The dataset included 6.2 million images of 1 million people, and researchers analyzed 89 algorithms. Technologies from Samsung, Panasonic and Canon were among those tested. Researchers collaborated with the Department of Homeland Security’s Science and Technology Directorate, Office of Biometric Identity Management and Customs and Border Protection.

This was the first in a series from the agency’s Face Recognition Vendor Test (FRVT) program on face-covering performance. The agency plans to test accuracy of “algorithms that were intentionally developed with masked faces in mind” later this summer, said NIST computer scientist Mei Ngan.

Algorithms were less accurate the more the digital mask covered the individual’s nose, the report found. NIST explored low, medium and high levels of nose coverage. In general, false negatives, in which the technology failed to match two photos of the same person, increased. False positives, where photos of different people are incorrectly matched, “remained stable or modestly declined,” the report said: “The modest decline in false positive rates show that occlusion with masks does not undermine this aspect of security.”

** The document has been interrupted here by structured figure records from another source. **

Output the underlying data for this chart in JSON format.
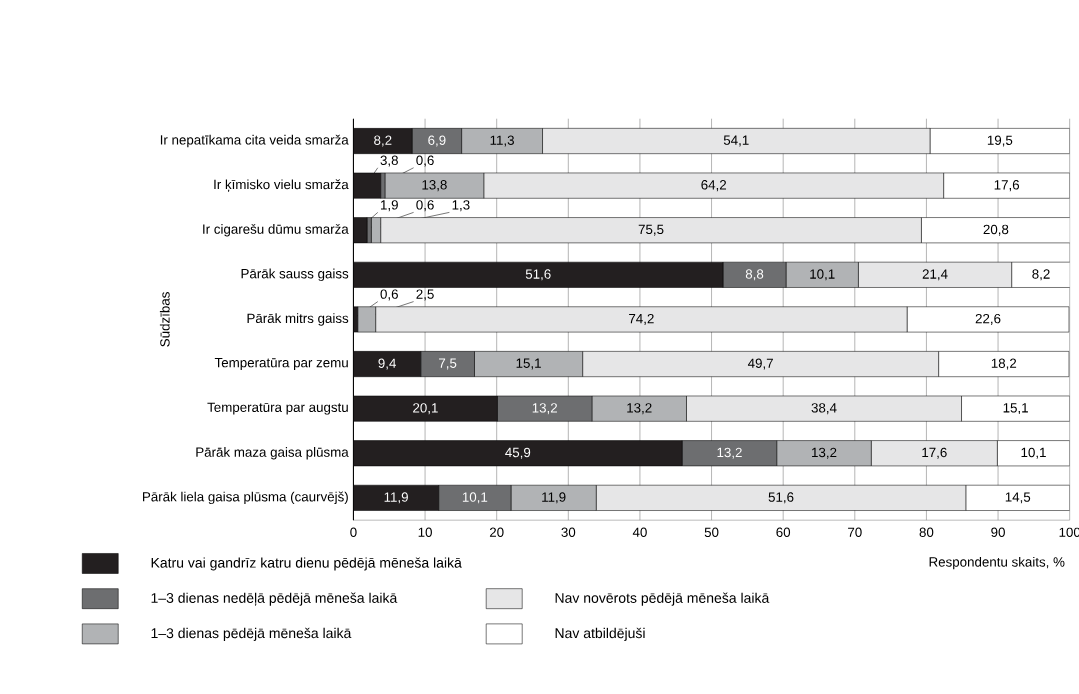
{
  "chart_data": {
    "type": "bar",
    "orientation": "horizontal",
    "stacked": true,
    "ylabel": "Sūdzības",
    "xlabel": "Respondentu skaits, %",
    "categories": [
      "Ir nepatīkama cita veida smarža",
      "Ir ķīmisko vielu smarža",
      "Ir cigarešu dūmu smarža",
      "Pārāk sauss gaiss",
      "Pārāk mitrs gaiss",
      "Temperatūra par zemu",
      "Temperatūra par augstu",
      "Pārāk maza gaisa plūsma",
      "Pārāk liela gaisa plūsma (caurvējš)"
    ],
    "series": [
      {
        "name": "Katru vai gandrīz katru dienu pēdējā mēneša laikā",
        "color": "#231f20",
        "values": [
          8.2,
          3.8,
          1.9,
          51.6,
          0.6,
          9.4,
          20.1,
          45.9,
          11.9
        ],
        "value_labels": [
          "8,2",
          "3,8",
          "1,9",
          "51,6",
          "0,6",
          "9,4",
          "20,1",
          "45,9",
          "11,9"
        ]
      },
      {
        "name": "1–3 dienas nedēļā pēdējā mēneša laikā",
        "color": "#6d6e70",
        "values": [
          6.9,
          0.6,
          0.6,
          8.8,
          0,
          7.5,
          13.2,
          13.2,
          10.1
        ],
        "value_labels": [
          "6,9",
          "0,6",
          "0,6",
          "8,8",
          null,
          "7,5",
          "13,2",
          "13,2",
          "10,1"
        ]
      },
      {
        "name": "1–3 dienas pēdējā mēneša laikā",
        "color": "#b1b3b5",
        "values": [
          11.3,
          13.8,
          1.3,
          10.1,
          2.5,
          15.1,
          13.2,
          13.2,
          11.9
        ],
        "value_labels": [
          "11,3",
          "13,8",
          "1,3",
          "10,1",
          "2,5",
          "15,1",
          "13,2",
          "13,2",
          "11,9"
        ]
      },
      {
        "name": "Nav novērots pēdējā mēneša laikā",
        "color": "#e6e6e7",
        "values": [
          54.1,
          64.2,
          75.5,
          21.4,
          74.2,
          49.7,
          38.4,
          17.6,
          51.6
        ],
        "value_labels": [
          "54,1",
          "64,2",
          "75,5",
          "21,4",
          "74,2",
          "49,7",
          "38,4",
          "17,6",
          "51,6"
        ]
      },
      {
        "name": "Nav atbildējuši",
        "color": "#ffffff",
        "values": [
          19.5,
          17.6,
          20.8,
          8.2,
          22.6,
          18.2,
          15.1,
          10.1,
          14.5
        ],
        "value_labels": [
          "19,5",
          "17,6",
          "20,8",
          "8,2",
          "22,6",
          "18,2",
          "15,1",
          "10,1",
          "14,5"
        ]
      }
    ],
    "xlim": [
      0,
      100
    ],
    "xticks": [
      0,
      10,
      20,
      30,
      40,
      50,
      60,
      70,
      80,
      90,
      100
    ],
    "grid": "x",
    "legend": "bottom",
    "data_labels": true
  }
}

The report found that error rates were generally lower with round masks and that black masks decreased accuracy more than surgical blue masks. “We expect the technology to continue to improve,” Ngan said. “But the data we’ve taken so far underscores one of the ideas common to previous FRVT tests: Individual algorithms perform differently. Users should get to know the algorithm they are using thoroughly and test its performance in their own work environment.”